End of an era as another Himalayan kingdom tumbles

NEW DELHI (Reuters) - For centuries they enjoyed absolute power in their mountain fastnesses, revered by their subjects as incarnations of gods or Buddha, but one by one the monarchies of the Himalayas are falling.

Pressure has come from China to the north and India to the south, and pressure has come from below, from subjects impatient to replace feudalism with democracy, as these once-forbidden kingdoms gradually opened to the outside world.

Sikkim’s Buddhist monarchs, the Chogyals, retreated into history when India annexed their territory in 1975, ostensibly to support a mainly Hindu, ethnic Nepali pro-democracy movement.

Tibet’s “priest-king”, the Dalai Lama, was forced into exile when China invaded his land in the 1950s, ostensibly to end feudalism. Even the centuries-old Afghan monarchy was ousted in a coup in 1973.

On Wednesday, Nepal’s 239-year-old Shah dynasty was the latest to bow out, a Hindu monarchy outmaneuvered by a decade-long Maoist insurgency and displaced by a mass pro-democracy movement.

In the Himalayas, only in Bhutan does a monarchy still play a significant role, and even there it voluntarily surrendered power this year to a new democratically elected parliament, standing aside shrewdly perhaps, before the winds of change blew it aside.

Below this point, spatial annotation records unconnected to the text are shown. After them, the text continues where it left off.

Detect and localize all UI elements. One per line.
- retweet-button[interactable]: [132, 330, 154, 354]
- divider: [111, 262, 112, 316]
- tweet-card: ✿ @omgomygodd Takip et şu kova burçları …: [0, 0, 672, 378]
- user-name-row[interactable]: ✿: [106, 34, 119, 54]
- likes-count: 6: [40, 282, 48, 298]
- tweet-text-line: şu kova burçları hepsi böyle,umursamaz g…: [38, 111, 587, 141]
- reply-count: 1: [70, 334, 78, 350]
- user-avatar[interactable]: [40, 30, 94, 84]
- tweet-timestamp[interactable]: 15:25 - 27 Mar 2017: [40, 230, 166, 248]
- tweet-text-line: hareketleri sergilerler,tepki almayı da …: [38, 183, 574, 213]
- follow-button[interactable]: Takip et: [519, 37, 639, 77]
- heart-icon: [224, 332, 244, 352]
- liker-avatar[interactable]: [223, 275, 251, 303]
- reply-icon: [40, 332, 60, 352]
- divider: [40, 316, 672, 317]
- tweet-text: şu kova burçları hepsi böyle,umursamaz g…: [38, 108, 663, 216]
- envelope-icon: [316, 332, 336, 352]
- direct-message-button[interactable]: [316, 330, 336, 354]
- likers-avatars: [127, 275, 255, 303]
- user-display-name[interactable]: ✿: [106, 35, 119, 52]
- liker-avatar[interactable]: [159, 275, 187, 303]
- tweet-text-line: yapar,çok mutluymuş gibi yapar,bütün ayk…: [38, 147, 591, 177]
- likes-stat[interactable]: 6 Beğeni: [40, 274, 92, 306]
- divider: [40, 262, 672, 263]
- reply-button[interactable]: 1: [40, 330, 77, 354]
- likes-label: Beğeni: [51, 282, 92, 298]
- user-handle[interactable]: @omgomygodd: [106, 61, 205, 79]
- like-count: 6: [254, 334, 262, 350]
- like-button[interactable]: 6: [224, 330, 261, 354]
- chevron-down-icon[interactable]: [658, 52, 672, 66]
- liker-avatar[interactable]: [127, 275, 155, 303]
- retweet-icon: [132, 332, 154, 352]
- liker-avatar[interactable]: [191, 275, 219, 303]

“All the Himalayan states sit in a strategic location, between large and powerful countries,” said Yubaraj Ghimere, a magazine editor and political analyst in Kathmandu. “At the same there has been increasing education and political awareness in the region since the 1940s.”

Those factors have destabilized the monarchies in the mountains, Ghimere said. Forced to open up to the modern world, few have managed to keep their balance.

FAREWELL TO SHANGRI-LA

Where the world once turned its back on the Himalayas, they are now the stage for India and China’s very own cold war, and Himalayan rulers have tended to be forced one way or the other.

They have also been forced into the modern world, wary of suffering the same fate as Tibet, friendless and alone when China invaded in 1950.

Until as recently as 1951, Nepal was still out of bounds for foreigners. Today, there are erotic dance bars in the capital and piles of trash at Everest Base Camp, but also a widespread realization that ordinary people deserve political rights.

To the east, Bhutan still guards its ancient traditions fiercely, clinging to its image as the last Himalayan Shangri-la. But this most isolated of Himalayan kingdoms finally bowed to the inevitable and allowed in television and internet in 1999.

Democracy came nine years later.

The Buddhists of Bhutan seemed distinctly uncomfortable to lose the protective embrace of their kings, while the Dalai Lama is still revered by many of his subjects.

But in Nepal, few seem inclined to mourn the monarchy’s passing. Opinion polls suggested around half of Nepalis supported the idea of a constitional monarchy but hardly anyone wanted to see King Gyanendra or his son Paras on the throne.

The Maoist former rebels emerged as the largest party in the 601-seat special assembly elected in April, while royalist parties won just four seats. The assembly voted overwhelmingly in its first session on Wednesday to establish a republic.

The monarchy only had itself to blame, Nepalis say.

Its mystique was stripped away in 2001 when the crown prince killed the king and eight other members of the royal family. Four years later, King Gyanendra took absolute power, further alienating himself from ordinary Nepalis.

On Wednesday, thousands of Nepalis took to the streets again, marching, dancing and singing to celebrate the end of Gyanendra and “the dawn of the republic”. Yet for a few traditionalists, it was a sad end to a central part of their nation’s history.

“If democracy means peace, all will be well,” said author and Himalayan expert Jonathan Gregson. “But if the Maoists try to create a one-party state, as is their goal, we could be in for more nastiness.”

“Then a lot more people will regret the monarchy’s passing. It was at least part of a system of checks and balances.”